Chief Superintendent John Kerin. Picture: Press 22
Chief Superintendent John Kerin. Picture: Press 22

Andrew Hamilton

Gardai have admitted that it is beyond their capability to fully police the fence at Shannon Airport from a possible terrorist threat.

Co Clare's most senior garda, Chief Superintendent John Kerin, said: "There is a 9km perimeter fence around that airport and there is no way that we can stop people coming over that fence. We would need 1,000 officers to do that.

"There are additional armed response units which regularly patrol in Co Clare and patrol the airport," he said.

But he added: "It would be very foolish of me to say that something like what happened in Britain [a terrorist attack] won't happen here."

Chief Supt Kerin said that while 100pc safety can never be guaranteed, measures were being taken to protect Shannon Airport.

Speaking at a Joint Policing meeting of Clare County Council, he said: "In the same way that crime has changed, terrorism has changed as well. I can only speak for our own situation around the airport, we have a 24/7 armed presence there.

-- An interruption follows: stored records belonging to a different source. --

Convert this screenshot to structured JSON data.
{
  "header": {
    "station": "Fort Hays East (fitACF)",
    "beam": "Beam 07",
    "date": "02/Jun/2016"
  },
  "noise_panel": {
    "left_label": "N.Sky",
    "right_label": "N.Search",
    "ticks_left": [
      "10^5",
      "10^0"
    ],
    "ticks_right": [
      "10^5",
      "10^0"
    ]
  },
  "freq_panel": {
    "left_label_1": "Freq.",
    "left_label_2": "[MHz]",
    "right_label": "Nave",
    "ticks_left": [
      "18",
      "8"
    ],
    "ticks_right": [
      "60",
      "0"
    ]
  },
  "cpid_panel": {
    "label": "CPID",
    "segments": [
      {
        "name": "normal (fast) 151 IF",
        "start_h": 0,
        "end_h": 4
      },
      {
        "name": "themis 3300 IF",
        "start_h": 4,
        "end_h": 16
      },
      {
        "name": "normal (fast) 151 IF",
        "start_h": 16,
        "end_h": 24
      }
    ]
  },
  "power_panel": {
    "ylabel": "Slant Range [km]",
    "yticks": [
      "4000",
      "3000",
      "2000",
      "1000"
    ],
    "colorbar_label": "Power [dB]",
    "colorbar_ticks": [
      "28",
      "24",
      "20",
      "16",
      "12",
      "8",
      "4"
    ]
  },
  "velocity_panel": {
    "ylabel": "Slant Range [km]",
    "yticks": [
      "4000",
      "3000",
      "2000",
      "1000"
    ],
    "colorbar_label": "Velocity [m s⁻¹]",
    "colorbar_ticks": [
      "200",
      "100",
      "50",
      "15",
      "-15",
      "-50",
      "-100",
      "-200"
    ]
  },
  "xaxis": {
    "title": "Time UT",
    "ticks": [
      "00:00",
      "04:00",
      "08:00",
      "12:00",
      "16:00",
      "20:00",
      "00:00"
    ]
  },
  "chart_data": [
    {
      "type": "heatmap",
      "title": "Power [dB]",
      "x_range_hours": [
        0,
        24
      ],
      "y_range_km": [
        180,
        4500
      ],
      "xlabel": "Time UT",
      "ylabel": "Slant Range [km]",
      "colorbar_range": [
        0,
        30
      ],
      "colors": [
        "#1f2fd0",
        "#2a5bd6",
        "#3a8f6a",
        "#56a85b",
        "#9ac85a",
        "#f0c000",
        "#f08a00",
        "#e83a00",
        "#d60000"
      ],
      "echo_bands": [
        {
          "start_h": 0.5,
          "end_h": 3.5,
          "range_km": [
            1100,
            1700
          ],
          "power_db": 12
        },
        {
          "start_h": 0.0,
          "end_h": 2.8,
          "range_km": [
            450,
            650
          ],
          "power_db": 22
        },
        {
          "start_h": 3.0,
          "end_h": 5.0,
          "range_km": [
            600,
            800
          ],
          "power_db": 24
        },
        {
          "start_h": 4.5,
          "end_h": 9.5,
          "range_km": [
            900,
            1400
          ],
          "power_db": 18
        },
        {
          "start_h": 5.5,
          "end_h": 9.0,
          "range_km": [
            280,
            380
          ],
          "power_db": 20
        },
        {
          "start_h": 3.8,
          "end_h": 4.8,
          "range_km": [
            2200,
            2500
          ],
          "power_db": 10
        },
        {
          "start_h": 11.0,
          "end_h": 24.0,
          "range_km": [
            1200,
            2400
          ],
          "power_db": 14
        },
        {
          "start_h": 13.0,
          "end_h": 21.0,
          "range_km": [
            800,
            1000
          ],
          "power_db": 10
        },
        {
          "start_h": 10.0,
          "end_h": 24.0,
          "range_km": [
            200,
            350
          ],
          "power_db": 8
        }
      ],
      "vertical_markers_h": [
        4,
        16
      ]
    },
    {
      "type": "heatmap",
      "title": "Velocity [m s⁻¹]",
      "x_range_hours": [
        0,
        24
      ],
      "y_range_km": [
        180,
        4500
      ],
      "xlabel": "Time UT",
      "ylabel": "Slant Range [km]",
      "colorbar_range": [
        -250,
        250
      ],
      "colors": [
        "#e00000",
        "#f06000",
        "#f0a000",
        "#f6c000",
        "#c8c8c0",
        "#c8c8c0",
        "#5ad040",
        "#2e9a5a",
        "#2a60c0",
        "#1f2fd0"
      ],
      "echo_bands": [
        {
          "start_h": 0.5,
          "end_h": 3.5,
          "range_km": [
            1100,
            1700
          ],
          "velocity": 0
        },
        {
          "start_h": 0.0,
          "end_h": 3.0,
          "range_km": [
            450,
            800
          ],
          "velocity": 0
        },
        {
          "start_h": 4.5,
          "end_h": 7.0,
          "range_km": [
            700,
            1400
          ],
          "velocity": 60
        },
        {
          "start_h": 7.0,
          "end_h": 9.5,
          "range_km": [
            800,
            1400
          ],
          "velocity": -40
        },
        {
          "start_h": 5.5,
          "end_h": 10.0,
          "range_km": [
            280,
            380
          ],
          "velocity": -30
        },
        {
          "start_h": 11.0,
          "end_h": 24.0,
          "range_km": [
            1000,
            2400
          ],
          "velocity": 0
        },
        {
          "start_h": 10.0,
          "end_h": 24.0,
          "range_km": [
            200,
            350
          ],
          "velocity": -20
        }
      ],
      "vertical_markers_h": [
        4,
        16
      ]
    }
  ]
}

"We have a lot of resources tied up protecting military aircrafts coming through the airport and protecting VIPs coming through the airport. "It is something that I wish we didn't have to do, but we are obliged to do it."

He also confirmed that increased security at Sunday's match between Clare and Kerry was terrorism-related.

"We did meet with the GAA [ahead of the Clare verses Kerry match]. There was an incident the previous week when a banger went off at a GAA match and caused an incident. We wanted to ensure that the likes of that didn't happen. We had no information to suggest that an [terrorist] incident was going to happen [at this match]," he said.

On the challenge of combating radicalisation, he said: "We work closely with the Muslim community. The whole idea is to reassure them of our support and tell them of the ways that we enforce the laws in this country.

"We also go into secondary schools and third-level institutes to identify young people who are changing and being radicalised. I can assure you that it is top of our agenda."